Among cPACS patients, CMR findings included active-type myocarditis, healed myocarditis, and pericarditis for 36% (n=8), 14% (n=3), and 9.0% (n=2) of patients, respectively. Over 26% (n=6) of patients were diagnosed with miscellaneous cardiomyopathies such as dilated cardiomyopathy (DCM), prolapse of the mitral valve with arrhythmogenic features, and myocardial non-compaction in three, two, and one patients, respectively. CMR findings were normal for three patients.
Six individuals with active-type myocarditis showed focal edema involving two segments, with greater T2 values of 55 ms. Non-ischemic LGE patterns were observed in the mid-basal wall on the lateral aspect (63% of cases, n=5) involving two myocardial segments with a 2.0% scar burden. The three individuals with healed myocarditis showed no edema, LGE in four inferior and lateral wall segments, and T2 values within the normal range.
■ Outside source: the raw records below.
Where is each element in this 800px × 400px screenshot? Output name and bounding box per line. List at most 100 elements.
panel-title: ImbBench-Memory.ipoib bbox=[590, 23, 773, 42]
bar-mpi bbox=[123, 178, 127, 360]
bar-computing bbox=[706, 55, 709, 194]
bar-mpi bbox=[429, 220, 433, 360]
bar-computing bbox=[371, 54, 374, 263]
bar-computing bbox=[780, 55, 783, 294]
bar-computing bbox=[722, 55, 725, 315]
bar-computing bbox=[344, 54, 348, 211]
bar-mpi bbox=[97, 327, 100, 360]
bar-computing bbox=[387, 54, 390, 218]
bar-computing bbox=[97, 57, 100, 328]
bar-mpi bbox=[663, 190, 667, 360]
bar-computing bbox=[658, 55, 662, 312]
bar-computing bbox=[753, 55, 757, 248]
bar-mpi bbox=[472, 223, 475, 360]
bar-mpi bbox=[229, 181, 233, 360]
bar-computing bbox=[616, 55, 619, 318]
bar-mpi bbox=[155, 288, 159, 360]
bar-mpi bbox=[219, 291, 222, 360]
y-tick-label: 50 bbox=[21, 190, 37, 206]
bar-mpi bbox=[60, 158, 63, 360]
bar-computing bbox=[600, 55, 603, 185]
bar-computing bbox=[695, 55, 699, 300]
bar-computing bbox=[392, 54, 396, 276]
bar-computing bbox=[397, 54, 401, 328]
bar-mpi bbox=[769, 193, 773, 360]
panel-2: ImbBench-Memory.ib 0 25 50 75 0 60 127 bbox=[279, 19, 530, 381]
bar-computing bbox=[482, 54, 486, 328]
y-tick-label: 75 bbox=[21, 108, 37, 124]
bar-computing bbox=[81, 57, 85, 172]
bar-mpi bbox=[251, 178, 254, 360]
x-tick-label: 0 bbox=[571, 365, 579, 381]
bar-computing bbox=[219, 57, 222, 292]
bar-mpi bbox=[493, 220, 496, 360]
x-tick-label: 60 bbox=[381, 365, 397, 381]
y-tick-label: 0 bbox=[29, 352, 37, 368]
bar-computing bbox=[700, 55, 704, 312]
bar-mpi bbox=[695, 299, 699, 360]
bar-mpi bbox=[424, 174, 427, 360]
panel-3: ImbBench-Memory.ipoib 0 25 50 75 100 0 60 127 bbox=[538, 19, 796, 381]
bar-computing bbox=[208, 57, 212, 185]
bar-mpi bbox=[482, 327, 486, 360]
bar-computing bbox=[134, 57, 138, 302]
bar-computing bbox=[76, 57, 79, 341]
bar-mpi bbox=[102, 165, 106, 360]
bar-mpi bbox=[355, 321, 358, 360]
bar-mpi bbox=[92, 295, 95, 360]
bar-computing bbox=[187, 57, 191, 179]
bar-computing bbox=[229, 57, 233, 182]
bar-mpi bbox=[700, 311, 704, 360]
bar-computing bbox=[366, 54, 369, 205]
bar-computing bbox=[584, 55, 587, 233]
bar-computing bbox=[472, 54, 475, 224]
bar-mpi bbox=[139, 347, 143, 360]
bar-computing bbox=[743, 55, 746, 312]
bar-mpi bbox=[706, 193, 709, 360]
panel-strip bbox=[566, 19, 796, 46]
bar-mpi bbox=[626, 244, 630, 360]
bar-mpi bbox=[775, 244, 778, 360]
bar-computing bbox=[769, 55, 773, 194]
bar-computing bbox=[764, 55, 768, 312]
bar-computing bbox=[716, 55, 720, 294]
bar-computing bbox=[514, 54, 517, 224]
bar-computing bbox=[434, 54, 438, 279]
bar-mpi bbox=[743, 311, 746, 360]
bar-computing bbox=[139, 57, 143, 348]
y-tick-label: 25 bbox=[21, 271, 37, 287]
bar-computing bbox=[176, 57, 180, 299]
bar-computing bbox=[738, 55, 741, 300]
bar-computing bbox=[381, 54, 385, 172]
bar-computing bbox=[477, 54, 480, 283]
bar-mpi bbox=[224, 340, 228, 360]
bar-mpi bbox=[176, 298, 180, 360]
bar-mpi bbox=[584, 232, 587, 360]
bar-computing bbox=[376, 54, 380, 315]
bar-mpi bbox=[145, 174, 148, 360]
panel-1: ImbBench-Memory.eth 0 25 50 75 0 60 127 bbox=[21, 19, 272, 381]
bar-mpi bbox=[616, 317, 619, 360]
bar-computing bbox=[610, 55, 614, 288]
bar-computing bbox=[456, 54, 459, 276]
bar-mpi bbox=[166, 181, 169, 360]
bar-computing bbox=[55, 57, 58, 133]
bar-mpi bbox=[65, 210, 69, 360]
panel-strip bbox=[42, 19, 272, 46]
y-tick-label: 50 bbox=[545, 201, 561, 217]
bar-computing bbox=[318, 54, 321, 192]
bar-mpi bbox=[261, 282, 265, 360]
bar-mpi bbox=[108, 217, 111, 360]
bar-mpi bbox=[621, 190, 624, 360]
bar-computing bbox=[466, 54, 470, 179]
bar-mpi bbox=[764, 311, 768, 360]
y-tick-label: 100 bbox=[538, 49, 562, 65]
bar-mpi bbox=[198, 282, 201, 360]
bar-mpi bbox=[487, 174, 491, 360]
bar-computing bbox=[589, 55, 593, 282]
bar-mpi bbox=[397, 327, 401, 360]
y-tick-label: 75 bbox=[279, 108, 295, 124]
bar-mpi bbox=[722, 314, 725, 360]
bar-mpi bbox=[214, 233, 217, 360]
Overall, the study findings showed that among individuals experiencing myocarditis-like symptoms in the acute and post-acute phases of COVID-19, CMR imaging enabled the non-invasive characterization of ischemic and non-ischemic cardiac damage and unraveled cardiomyopathies. Thus, the technique must be incorporated into the diagnostic workup of COVID-19 patients to enable personalized and advanced patient care and decrease the health burden of SARS-CoV-2 infections.